President Musharraf, in an emergency meeting with police chiefs, has ordered a crackdown on extremism. He'll follow this up with an address to the nation about the London bombings later this week, which will be keenly watched by foreign diplomats, especially after Musharraf's U.N. ambassador said Britain should look internally for the cause of the bombings and not blame Pakistan.
The threat of a crackdown is one reason why the mullahs of Muridke have been keen to claim innocence.
And now out of Lahore to a vast but isolated compound in the town of Muridke. Beyond the barricades, a religious school founded by an associate of Osama bin Laden. Never before have television cameras been invited by mullahs, who regard photography of living things as un-Islamic. But they agreed to give us limited access, so keen were they to deny reports of a visit here by Shehzad Tanweer.

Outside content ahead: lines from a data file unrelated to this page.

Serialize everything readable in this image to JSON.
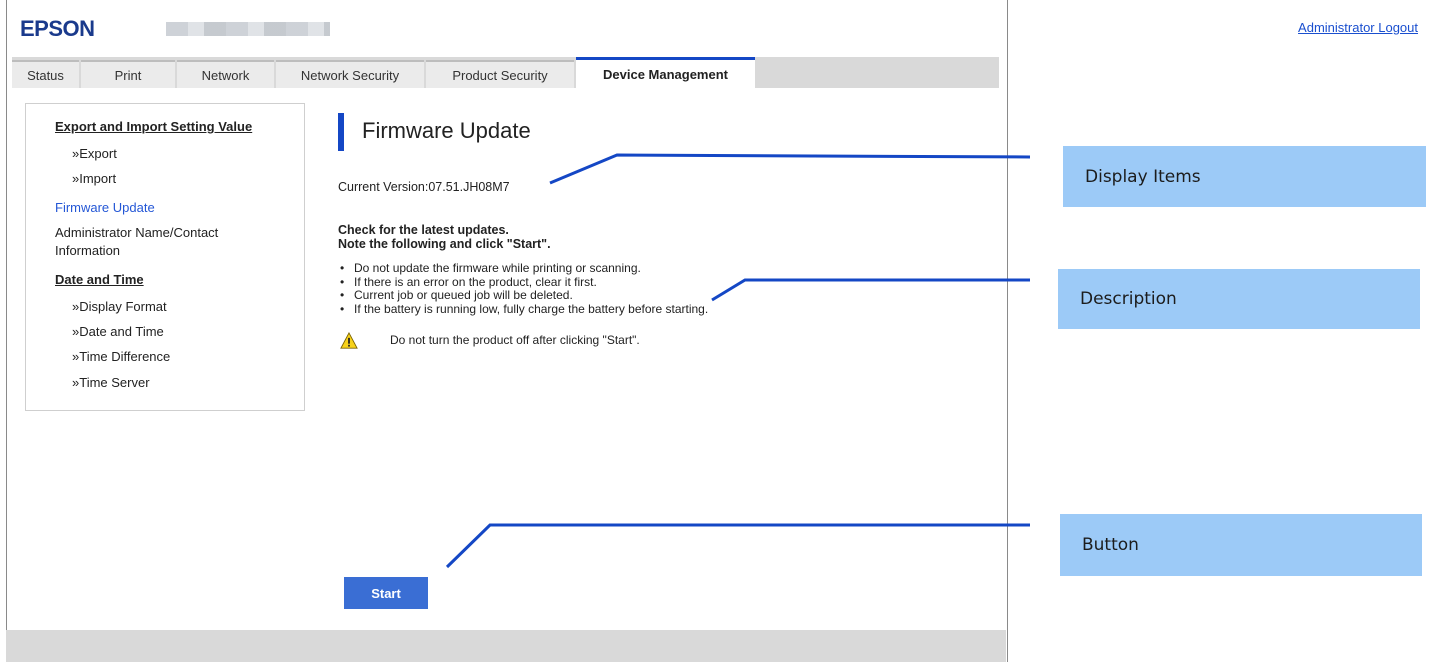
{
  "header": {
    "logo": "EPSON",
    "logout_link": "Administrator Logout"
  },
  "tabs": [
    {
      "label": "Status"
    },
    {
      "label": "Print"
    },
    {
      "label": "Network"
    },
    {
      "label": "Network Security"
    },
    {
      "label": "Product Security"
    },
    {
      "label": "Device Management",
      "active": true
    }
  ],
  "sidebar": {
    "items": [
      {
        "label": "Export and Import Setting Value"
      },
      {
        "label": "»Export"
      },
      {
        "label": "»Import"
      },
      {
        "label": "Firmware Update"
      },
      {
        "label": "Administrator Name/Contact"
      },
      {
        "label": "Information"
      },
      {
        "label": "Date and Time"
      },
      {
        "label": "»Display Format"
      },
      {
        "label": "»Date and Time"
      },
      {
        "label": "»Time Difference"
      },
      {
        "label": "»Time Server"
      }
    ]
  },
  "main": {
    "title": "Firmware Update",
    "current_version": "Current Version:07.51.JH08M7",
    "check_line1": "Check for the latest updates.",
    "check_line2": "Note the following and click \"Start\".",
    "notes": [
      "Do not update the firmware while printing or scanning.",
      "If there is an error on the product, clear it first.",
      "Current job or queued job will be deleted.",
      "If the battery is running low, fully charge the battery before starting."
    ],
    "warning": "Do not turn the product off after clicking \"Start\".",
    "start_button": "Start"
  },
  "callouts": {
    "display_items": "Display Items",
    "description": "Description",
    "button": "Button"
  },
  "colors": {
    "brand": "#1a3a8c",
    "tab_active": "#1447c5",
    "link": "#2457d6",
    "button": "#3a6ed4",
    "callout_bg": "#9ccaf7"
  }
}
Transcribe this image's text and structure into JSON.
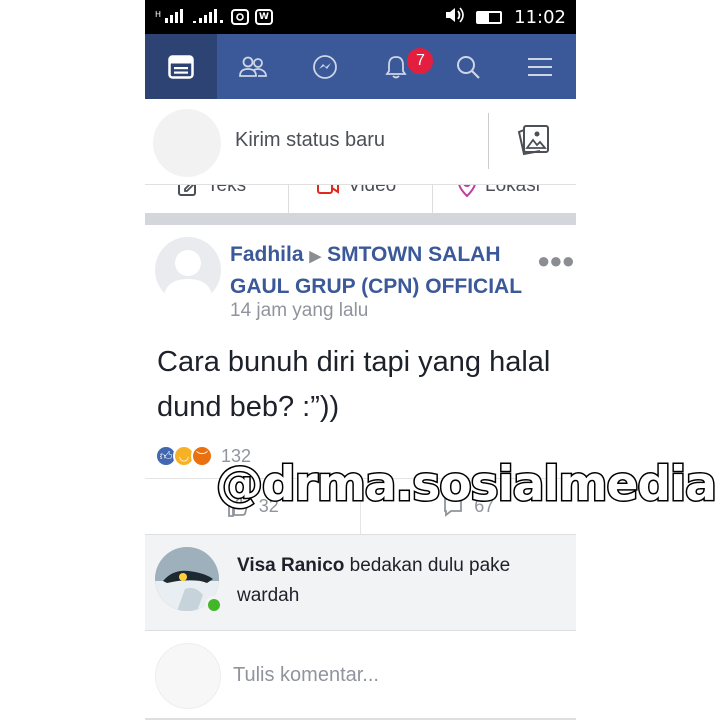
{
  "status_bar": {
    "network_left": "H",
    "network_right": "₁",
    "app_icon_1": "instagram-icon",
    "app_icon_2": "w-app-icon",
    "time": "11:02",
    "icons": [
      "volume-icon",
      "battery-icon"
    ]
  },
  "nav": {
    "items": [
      "news-feed-icon",
      "friends-icon",
      "messenger-icon",
      "notifications-icon",
      "search-icon",
      "menu-icon"
    ],
    "notification_count": "7",
    "active_index": 0
  },
  "composer": {
    "placeholder": "Kirim status baru",
    "quick_actions": [
      "Teks",
      "Video",
      "Lokasi"
    ]
  },
  "post": {
    "author": "Fadhila",
    "group": "SMTOWN SALAH GAUL GRUP (CPN) OFFICIAL",
    "time": "14 jam yang lalu",
    "text": "Cara bunuh diri tapi yang halal dund beb? :”))",
    "reaction_count": "132",
    "like_count": "32",
    "comment_count": "67",
    "colors": {
      "link": "#3b5998",
      "like": "#4267b2",
      "haha": "#f7b125",
      "angry": "#e9710f"
    }
  },
  "comment": {
    "author": "Visa Ranico",
    "text": "bedakan dulu pake wardah"
  },
  "write_comment": {
    "placeholder": "Tulis komentar..."
  },
  "watermark": "@drma.sosialmedia",
  "colors": {
    "brand": "#3b5998",
    "badge": "#e41e3f",
    "online": "#42b72a"
  }
}
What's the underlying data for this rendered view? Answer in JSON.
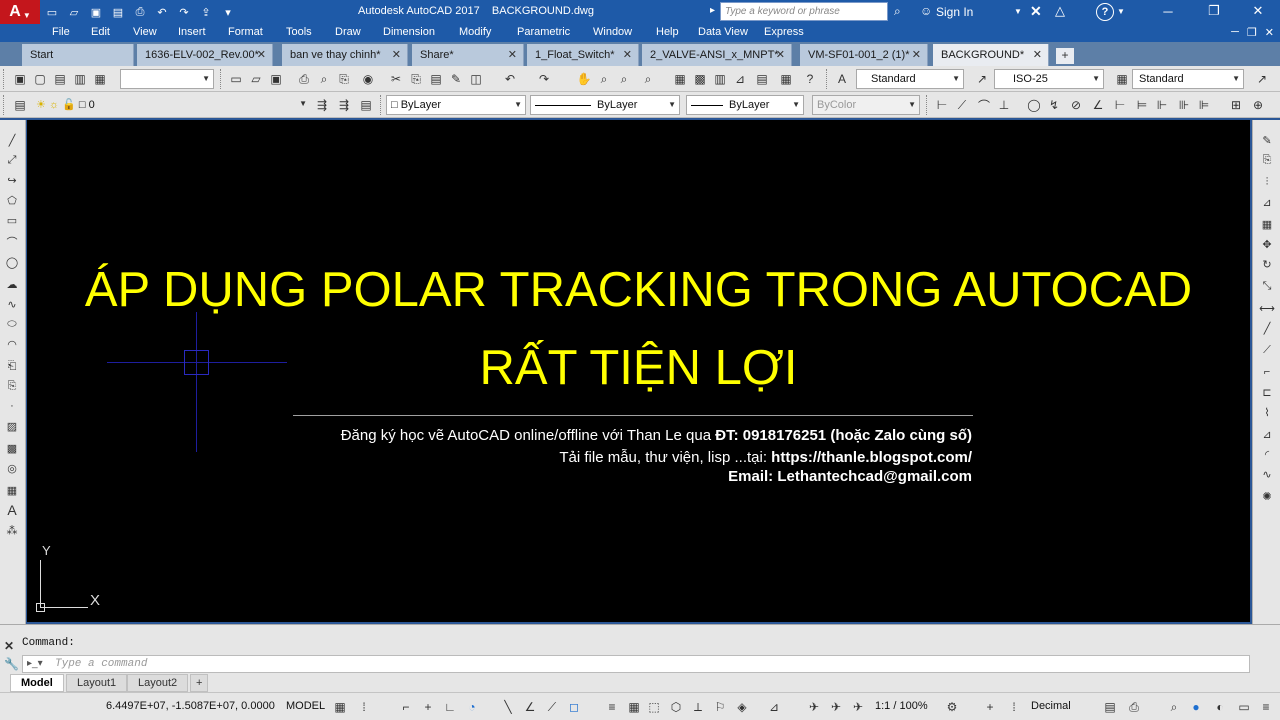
{
  "app": {
    "title": "Autodesk AutoCAD 2017    BACKGROUND.dwg",
    "logo_letter": "A",
    "search_placeholder": "Type a keyword or phrase",
    "sign_in": "Sign In"
  },
  "menu": [
    "File",
    "Edit",
    "View",
    "Insert",
    "Format",
    "Tools",
    "Draw",
    "Dimension",
    "Modify",
    "Parametric",
    "Window",
    "Help",
    "Data View",
    "Express"
  ],
  "file_tabs": [
    {
      "label": "Start",
      "closable": false
    },
    {
      "label": "1636-ELV-002_Rev.00*",
      "closable": true
    },
    {
      "label": "ban ve thay chinh*",
      "closable": true
    },
    {
      "label": "Share*",
      "closable": true
    },
    {
      "label": "1_Float_Switch*",
      "closable": true
    },
    {
      "label": "2_VALVE-ANSI_x_MNPT*",
      "closable": true
    },
    {
      "label": "VM-SF01-001_2 (1)*",
      "closable": true
    },
    {
      "label": "BACKGROUND*",
      "closable": true,
      "active": true
    }
  ],
  "toolbar1": {
    "text_style": "Standard",
    "dim_style": "ISO-25",
    "table_style": "Standard"
  },
  "toolbar2": {
    "layer": "0",
    "color": "ByLayer",
    "linetype": "ByLayer",
    "lineweight": "ByLayer",
    "plotstyle": "ByColor"
  },
  "drawing": {
    "headline_line1": "ÁP DỤNG POLAR TRACKING TRONG AUTOCAD",
    "headline_line2": "RẤT TIỆN LỢI",
    "info_line1_prefix": "Đăng ký học vẽ AutoCAD online/offline với Than Le qua ",
    "info_line1_bold": "ĐT: 0918176251 (hoặc Zalo cùng số)",
    "info_line2_prefix": "Tải file mẫu, thư viện, lisp ...tại:  ",
    "info_line2_bold": "https://thanle.blogspot.com/",
    "info_line3": "Email: Lethantechcad@gmail.com",
    "ucs_x": "X",
    "ucs_y": "Y",
    "text_color": "#ffff00",
    "background": "#000000"
  },
  "command": {
    "history": "Command:",
    "placeholder": "Type a command"
  },
  "layout_tabs": [
    "Model",
    "Layout1",
    "Layout2"
  ],
  "status": {
    "coords": "6.4497E+07, -1.5087E+07, 0.0000",
    "space": "MODEL",
    "annotation_scale": "1:1 / 100%",
    "units": "Decimal"
  }
}
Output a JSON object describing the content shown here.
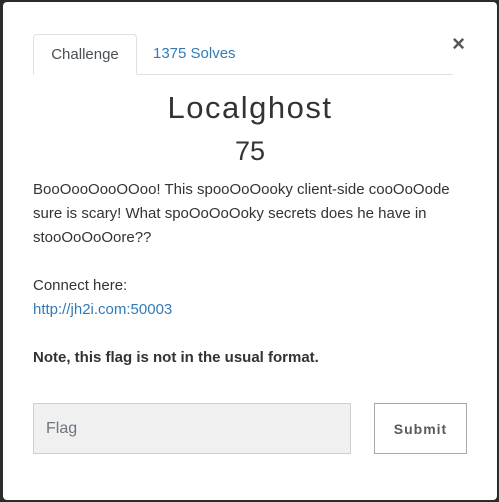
{
  "tabs": [
    {
      "label": "Challenge",
      "active": true
    },
    {
      "label": "1375 Solves",
      "active": false
    }
  ],
  "close_icon": "×",
  "challenge": {
    "title": "Localghost",
    "points": "75",
    "description": "BooOooOooOOoo! This spooOoOooky client-side cooOoOode sure is scary! What spoOoOoOoky secrets does he have in stooOoOoOore??",
    "connect_label": "Connect here:",
    "connect_link": "http://jh2i.com:50003",
    "note": "Note, this flag is not in the usual format."
  },
  "form": {
    "flag_placeholder": "Flag",
    "submit_label": "Submit"
  },
  "colors": {
    "link": "#337ab7",
    "input_bg": "#f0f0f0"
  }
}
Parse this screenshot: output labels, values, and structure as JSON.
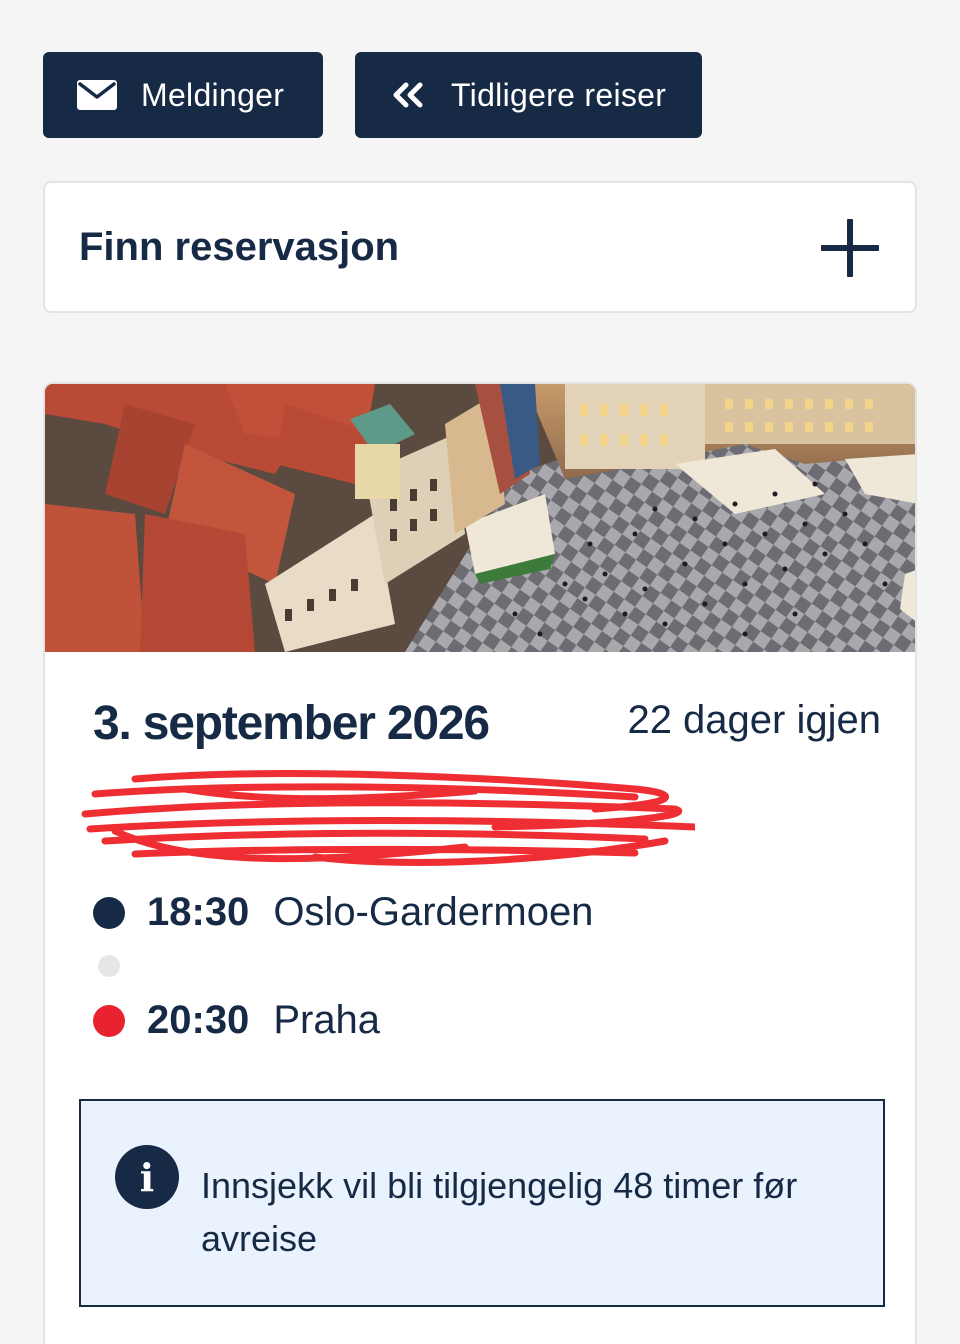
{
  "toolbar": {
    "messages_label": "Meldinger",
    "messages_icon": "envelope-icon",
    "previous_trips_label": "Tidligere reiser",
    "previous_trips_icon": "double-chevron-left-icon"
  },
  "find_reservation": {
    "title": "Finn reservasjon",
    "action_icon": "plus-icon"
  },
  "trip": {
    "image_icon": "prague-old-town-square-photo",
    "date": "3. september 2026",
    "days_left": "22 dager igjen",
    "departure": {
      "time": "18:30",
      "place": "Oslo-Gardermoen",
      "dot_color": "#172a45"
    },
    "arrival": {
      "time": "20:30",
      "place": "Praha",
      "dot_color": "#e8232f"
    },
    "info": {
      "icon": "info-icon",
      "text": "Innsjekk vil bli tilgjengelig 48 timer før avreise"
    }
  },
  "colors": {
    "brand_navy": "#172a45",
    "accent_red": "#e8232f",
    "info_bg": "#e9f2fd",
    "page_bg": "#f5f5f5"
  }
}
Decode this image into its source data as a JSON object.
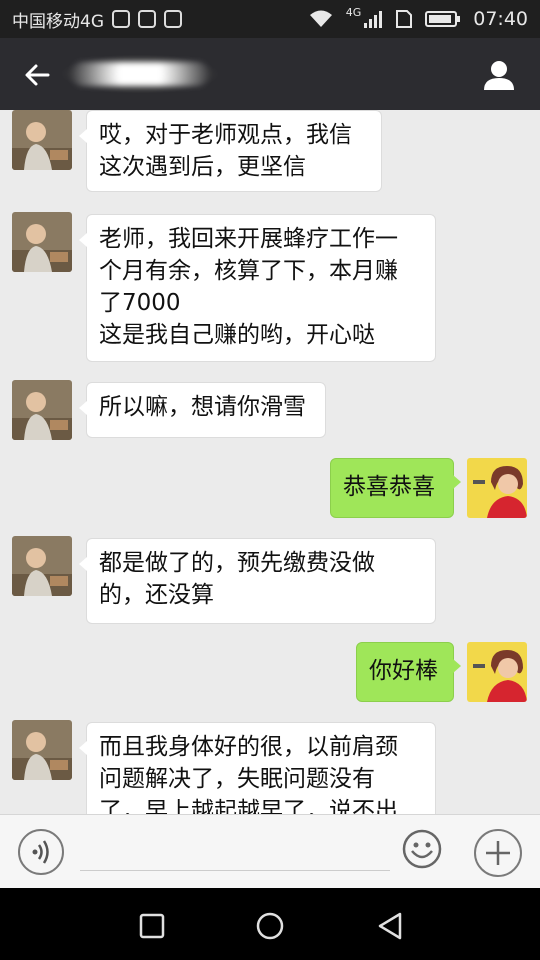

And as we toured the physics lab, I showed the school coordinator a picture of the Aldgate bomber.
And you would know if he has been here?
SPOKESMAN: I think I told him that I first time seen him.
IAN WILLIAMS: So he's never been here, no?
SPOKESMAN: Not at all, not at all. Absolutely not.
IAN WILLIAMS: They were keen to show us the educational facilities on this 75-acre site, built with Saudi money. And they insisted they no longer accept foreign students.
They insist they offer an all-round education here. And this is the swimming pool. They say that if British Muslims arrived, they'd be turned away, although much of what has gone on here is as murky as the water.
In fact, it's one of more than a hundred madrassahs associated with Laskar-I-Taiba, Pakistan's biggest jihadi outfit which recruits young men to fight Indian rule in Kashmir, and has been associated with Pakistan's intelligence services. It's also been linked to the Taliban and al-Qaida, and under U.S. pressure was banned by Pakistan, though like so many others, it simply changed its name.
Not all Pakistan's estimated 20,000 madrassahs nurture jihadis. And today, in other religious schools, less worried about being filmed, it was business as usual: Learning the Koran by heart.